Wednesday, October 1, 2014

Seriously, nurses really do make the worst patients

I am terrible at being sick. Ask anyone who knows me. Not only do I stubbornly refuse to do things that would be in my own best interest, but I am also (I'm sorry for the language, but there's really no other way to phrase this) a stone cold bitch when I am sick. It's terrible because I know that I shouldn't expose my bitchiness to others and I would honestly just prefer being left alone with no one but my cats to verbally abuse, but when you have asthma issues like I do and also have pneumonia, being alone is not a smart option. Even I will admit to that much.

It's weird because I would never tell any patient of mine to do the things I do when I'm sick, but I somehow rationalize it to myself. Like telling myself that one day off work is sufficient for pneumonia and an asthma exacerbation. Or that I don't need to use my nebulizer every 4 hours because it makes me feel like I'm about to jump out of my skin. Or the biggest one of all: that I can still work out when I'm wheezing like someone's chain-smoking uncle. Not smart. Really not smart. I tried to work out on Thursday, just 2 days after I went to the doctor. That ended quite badly. I did indeed demonstrate some modicum of good sense and stuck to walking and the elliptical after that disaster, until today. Then I decided I needed to get back to running 8 miles right this second. Yes, it would have been much wiser to slowly build back up to 8 miles. But I think the combination of not really working out at all (or at least not anywhere even close to what I normally do) and feeling like I've eaten way too much because of the steroids (even though looking back at my food log, I've actually done pretty well) caused me to panic a little bit. About my weight obviously (although weirdly enough I actually lost a little weight this body continues to remain a mystery to me), but also just how it felt to sit on the couch a lot and rest. Rationally, I know this does not mean I am doomed to slip back into my old ways. But emotionally, it's a whole different story. How I "lived" before is so frightening and just downright unacceptable to me now that I completely flip out over anything that reminds me of that life or anything I think would lead me down that road again. It makes me act a little cray-cray (yes, I did say cray-cray) sometimes.

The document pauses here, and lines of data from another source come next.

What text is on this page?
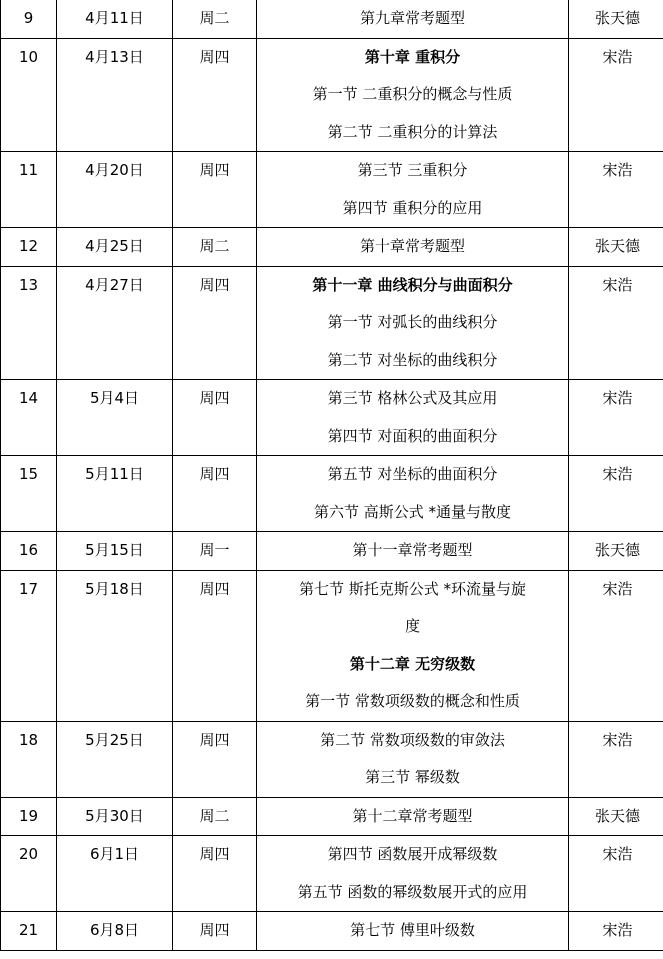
9	4月11日	周二	第九章常考题型	张天德

10	4月13日	周四	第十章 重积分
第一节 二重积分的概念与性质
第二节 二重积分的计算法	宋浩

11	4月20日	周四	第三节 三重积分
第四节 重积分的应用	宋浩

12	4月25日	周二	第十章常考题型	张天德

13	4月27日	周四	第十一章 曲线积分与曲面积分
第一节 对弧长的曲线积分
第二节 对坐标的曲线积分	宋浩

14	5月4日	周四	第三节 格林公式及其应用
第四节 对面积的曲面积分	宋浩

15	5月11日	周四	第五节 对坐标的曲面积分
第六节 高斯公式 *通量与散度	宋浩

16	5月15日	周一	第十一章常考题型	张天德

17	5月18日	周四	第七节 斯托克斯公式 *环流量与旋
度
第十二章 无穷级数
第一节 常数项级数的概念和性质	宋浩

18	5月25日	周四	第二节 常数项级数的审敛法
第三节 幂级数	宋浩

19	5月30日	周二	第十二章常考题型	张天德

20	6月1日	周四	第四节 函数展开成幂级数
第五节 函数的幂级数展开式的应用	宋浩

21	6月8日	周四	第七节 傅里叶级数	宋浩
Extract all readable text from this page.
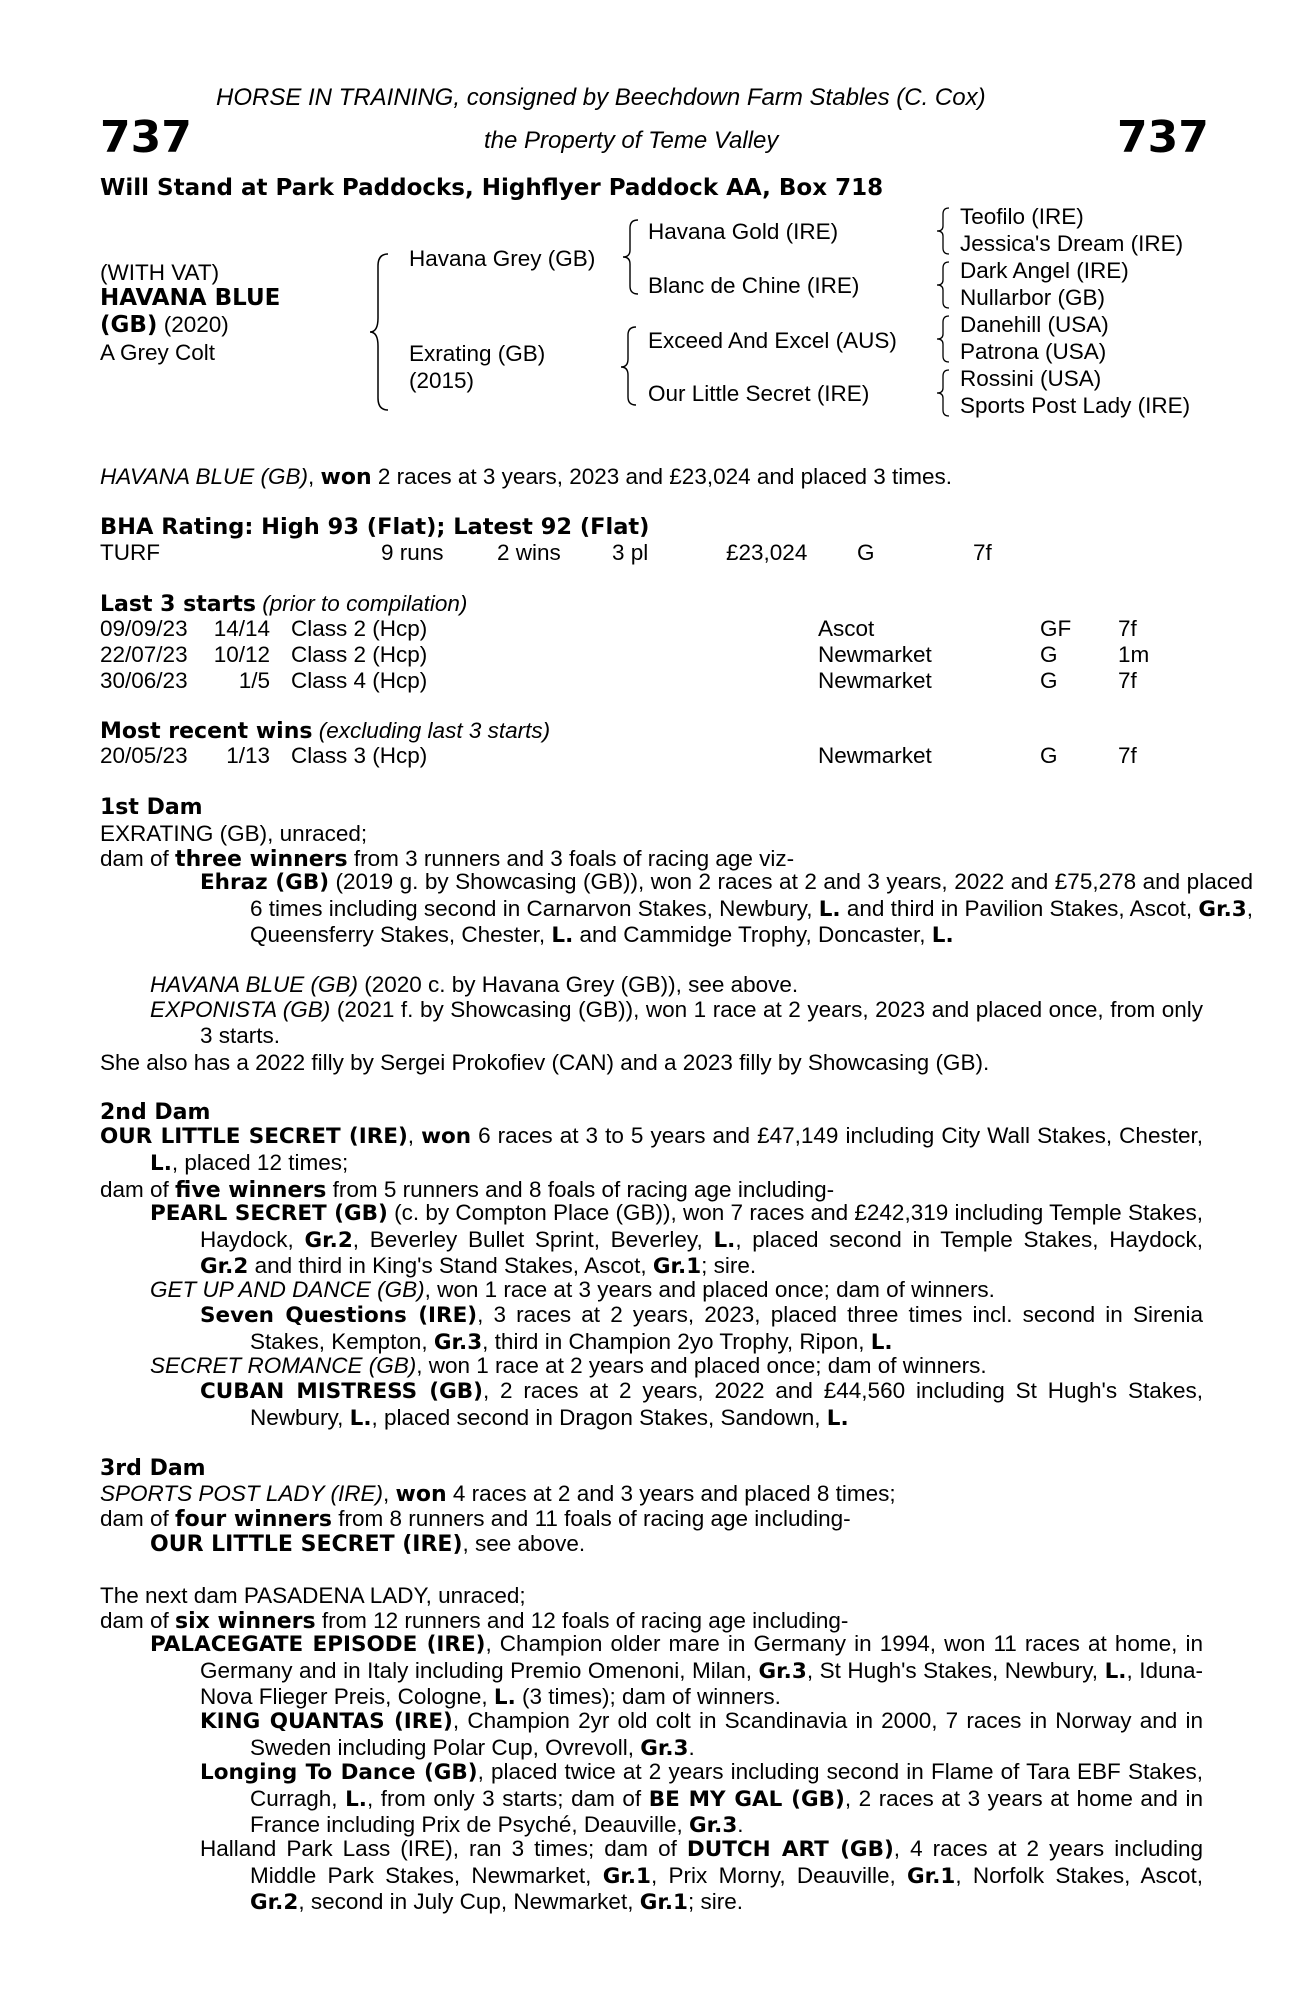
737	737
HORSE IN TRAINING, consigned by Beechdown Farm Stables (C. Cox)
the Property of Teme Valley
Will Stand at Park Paddocks, Highflyer Paddock AA, Box 718
(WITH VAT)
HAVANA BLUE
(GB) (2020)
A Grey Colt
Havana Grey (GB)
Exrating (GB)
(2015)
Havana Gold (IRE)
Blanc de Chine (IRE)
Exceed And Excel (AUS)
Our Little Secret (IRE)
Teofilo (IRE)
Jessica's Dream (IRE)
Dark Angel (IRE)
Nullarbor (GB)
Danehill (USA)
Patrona (USA)
Rossini (USA)
Sports Post Lady (IRE)
HAVANA BLUE (GB), won 2 races at 3 years, 2023 and £23,024 and placed 3 times.
BHA Rating: High 93 (Flat); Latest 92 (Flat)
TURF	9 runs 2 wins 3 pl	£23,024 G	7f
Last 3 starts (prior to compilation)
09/09/23 14/14 Class 2 (Hcp)	Ascot	GF 7f
22/07/23 10/12 Class 2 (Hcp)	Newmarket	G	1m
30/06/23 1/5 Class 4 (Hcp)	Newmarket	G	7f
Most recent wins (excluding last 3 starts)
20/05/23 1/13 Class 3 (Hcp)	Newmarket	G	7f
1st Dam
EXRATING (GB), unraced;
dam of three winners from 3 runners and 3 foals of racing age viz-
Ehraz (GB) (2019 g. by Showcasing (GB)), won 2 races at 2 and 3 years, 2022 and £75,278 and placed 6 times including second in Carnarvon Stakes, Newbury, L. and third in Pavilion Stakes, Ascot, Gr.3, Queensferry Stakes, Chester, L. and Cammidge Trophy, Doncaster, L.
HAVANA BLUE (GB) (2020 c. by Havana Grey (GB)), see above.
EXPONISTA (GB) (2021 f. by Showcasing (GB)), won 1 race at 2 years, 2023 and placed once, from only 3 starts.
She also has a 2022 filly by Sergei Prokofiev (CAN) and a 2023 filly by Showcasing (GB).
2nd Dam
OUR LITTLE SECRET (IRE), won 6 races at 3 to 5 years and £47,149 including City Wall Stakes, Chester, L., placed 12 times;
dam of five winners from 5 runners and 8 foals of racing age including-
PEARL SECRET (GB) (c. by Compton Place (GB)), won 7 races and £242,319 including Temple Stakes, Haydock, Gr.2, Beverley Bullet Sprint, Beverley, L., placed second in Temple Stakes, Haydock, Gr.2 and third in King's Stand Stakes, Ascot, Gr.1; sire.
GET UP AND DANCE (GB), won 1 race at 3 years and placed once; dam of winners.
Seven Questions (IRE), 3 races at 2 years, 2023, placed three times incl. second in Sirenia Stakes, Kempton, Gr.3, third in Champion 2yo Trophy, Ripon, L.
SECRET ROMANCE (GB), won 1 race at 2 years and placed once; dam of winners.
CUBAN MISTRESS (GB), 2 races at 2 years, 2022 and £44,560 including St Hugh's Stakes, Newbury, L., placed second in Dragon Stakes, Sandown, L.
3rd Dam
SPORTS POST LADY (IRE), won 4 races at 2 and 3 years and placed 8 times;
dam of four winners from 8 runners and 11 foals of racing age including-
OUR LITTLE SECRET (IRE), see above.
The next dam PASADENA LADY, unraced;
dam of six winners from 12 runners and 12 foals of racing age including-
PALACEGATE EPISODE (IRE), Champion older mare in Germany in 1994, won 11 races at home, in Germany and in Italy including Premio Omenoni, Milan, Gr.3, St Hugh's Stakes, Newbury, L., Iduna-Nova Flieger Preis, Cologne, L. (3 times); dam of winners.
KING QUANTAS (IRE), Champion 2yr old colt in Scandinavia in 2000, 7 races in Norway and in Sweden including Polar Cup, Ovrevoll, Gr.3.
Longing To Dance (GB), placed twice at 2 years including second in Flame of Tara EBF Stakes, Curragh, L., from only 3 starts; dam of BE MY GAL (GB), 2 races at 3 years at home and in France including Prix de Psyché, Deauville, Gr.3.
Halland Park Lass (IRE), ran 3 times; dam of DUTCH ART (GB), 4 races at 2 years including Middle Park Stakes, Newmarket, Gr.1, Prix Morny, Deauville, Gr.1, Norfolk Stakes, Ascot, Gr.2, second in July Cup, Newmarket, Gr.1; sire.
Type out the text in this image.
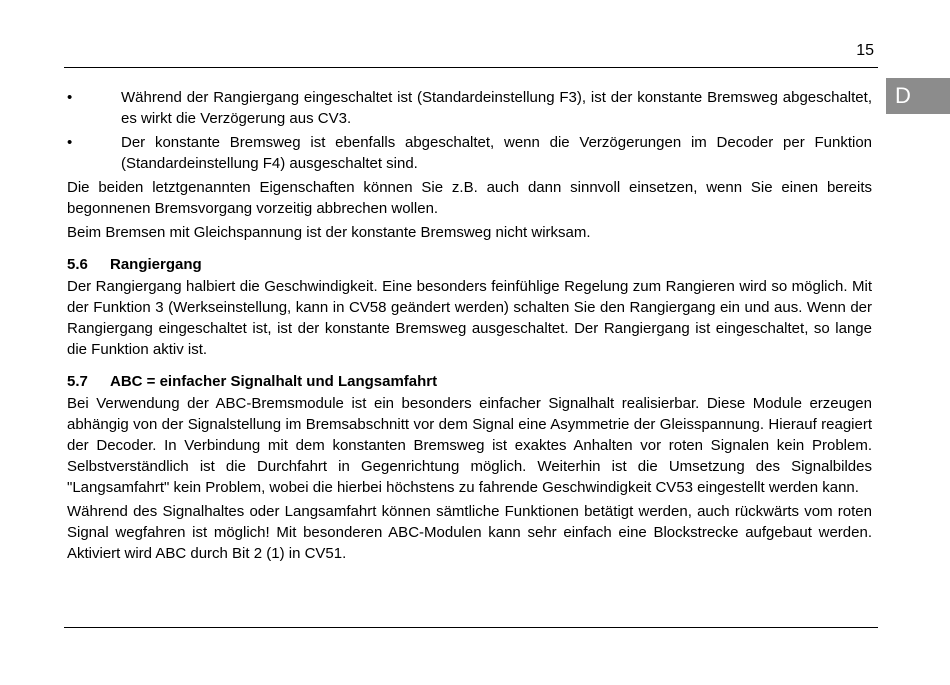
15
D
•	Während der Rangiergang eingeschaltet ist (Standardeinstellung F3), ist der konstante Bremsweg abgeschaltet, es wirkt die Verzögerung aus CV3.
•	Der konstante Bremsweg ist ebenfalls abgeschaltet, wenn die Verzögerungen im Decoder per Funktion (Standardeinstellung F4) ausgeschaltet sind.

Die beiden letztgenannten Eigenschaften können Sie z.B. auch dann sinnvoll einsetzen, wenn Sie einen bereits begonnenen Bremsvorgang vorzeitig abbrechen wollen.

Beim Bremsen mit Gleichspannung ist der konstante Bremsweg nicht wirksam.

5.6	Rangiergang

Der Rangiergang halbiert die Geschwindigkeit. Eine besonders feinfühlige Regelung zum Rangieren wird so möglich. Mit der Funktion 3 (Werkseinstellung, kann in CV58 geändert werden) schalten Sie den Rangiergang ein und aus. Wenn der Rangiergang eingeschaltet ist, ist der konstante Bremsweg ausgeschaltet. Der Rangiergang ist eingeschaltet, so lange die Funktion aktiv ist.

5.7	ABC = einfacher Signalhalt und Langsamfahrt

Bei Verwendung der ABC-Bremsmodule ist ein besonders einfacher Signalhalt realisierbar. Diese Module erzeugen abhängig von der Signalstellung im Bremsabschnitt vor dem Signal eine Asymmetrie der Gleisspannung. Hierauf reagiert der Decoder. In Verbindung mit dem konstanten Bremsweg ist exaktes Anhalten vor roten Signalen kein Problem. Selbstverständlich ist die Durchfahrt in Gegenrichtung möglich. Weiterhin ist die Umsetzung des Signalbildes "Langsamfahrt" kein Problem, wobei die hierbei höchstens zu fahrende Geschwindigkeit CV53 eingestellt werden kann.

Während des Signalhaltes oder Langsamfahrt können sämtliche Funktionen betätigt werden, auch rückwärts vom roten Signal wegfahren ist möglich! Mit besonderen ABC-Modulen kann sehr einfach eine Blockstrecke aufgebaut werden. Aktiviert wird ABC durch Bit 2 (1) in CV51.
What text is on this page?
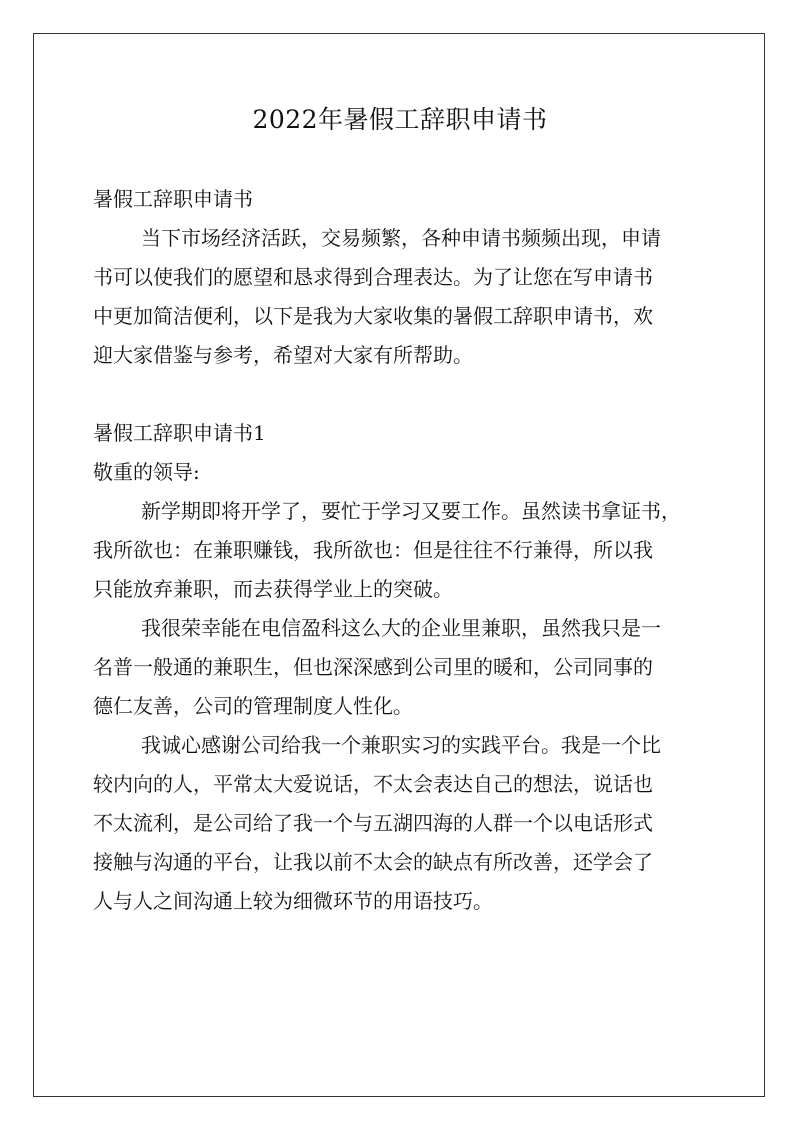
2022年暑假工辞职申请书

暑假工辞职申请书

当下市场经济活跃，交易频繁，各种申请书频频出现，申请

书可以使我们的愿望和恳求得到合理表达。为了让您在写申请书

中更加简洁便利，以下是我为大家收集的暑假工辞职申请书，欢

迎大家借鉴与参考，希望对大家有所帮助。

暑假工辞职申请书1

敬重的领导:

新学期即将开学了，要忙于学习又要工作。虽然读书拿证书，

我所欲也：在兼职赚钱，我所欲也：但是往往不行兼得，所以我

只能放弃兼职，而去获得学业上的突破。

我很荣幸能在电信盈科这么大的企业里兼职，虽然我只是一

名普一般通的兼职生，但也深深感到公司里的暖和，公司同事的

德仁友善，公司的管理制度人性化。

我诚心感谢公司给我一个兼职实习的实践平台。我是一个比

较内向的人，平常太大爱说话，不太会表达自己的想法，说话也

不太流利，是公司给了我一个与五湖四海的人群一个以电话形式

接触与沟通的平台，让我以前不太会的缺点有所改善，还学会了

人与人之间沟通上较为细微环节的用语技巧。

Running 8 miles this morning was stupid. Not only was it pretty much the crappiest and slowest run ever, but my lungs have been paying for it all day. I lost my perspective somewhat. I guess I still have a bit of that "all or nothing" mentality, but at least I'm calling myself out on it. Running 2 or 3 miles instead of 8 for a little while is not going to kill me, or even start me back on a bad path. Likewise, resting more than normal does not mean that I am a lazy couch potato. I am definitely on the mend (thank goodness!), but I have got to give my body a chance to get back to normal. And I have got to learn to give myself a break! Sometimes it's not all about pushing beyond your limits. Sometimes it's just about knowing and respecting your limits.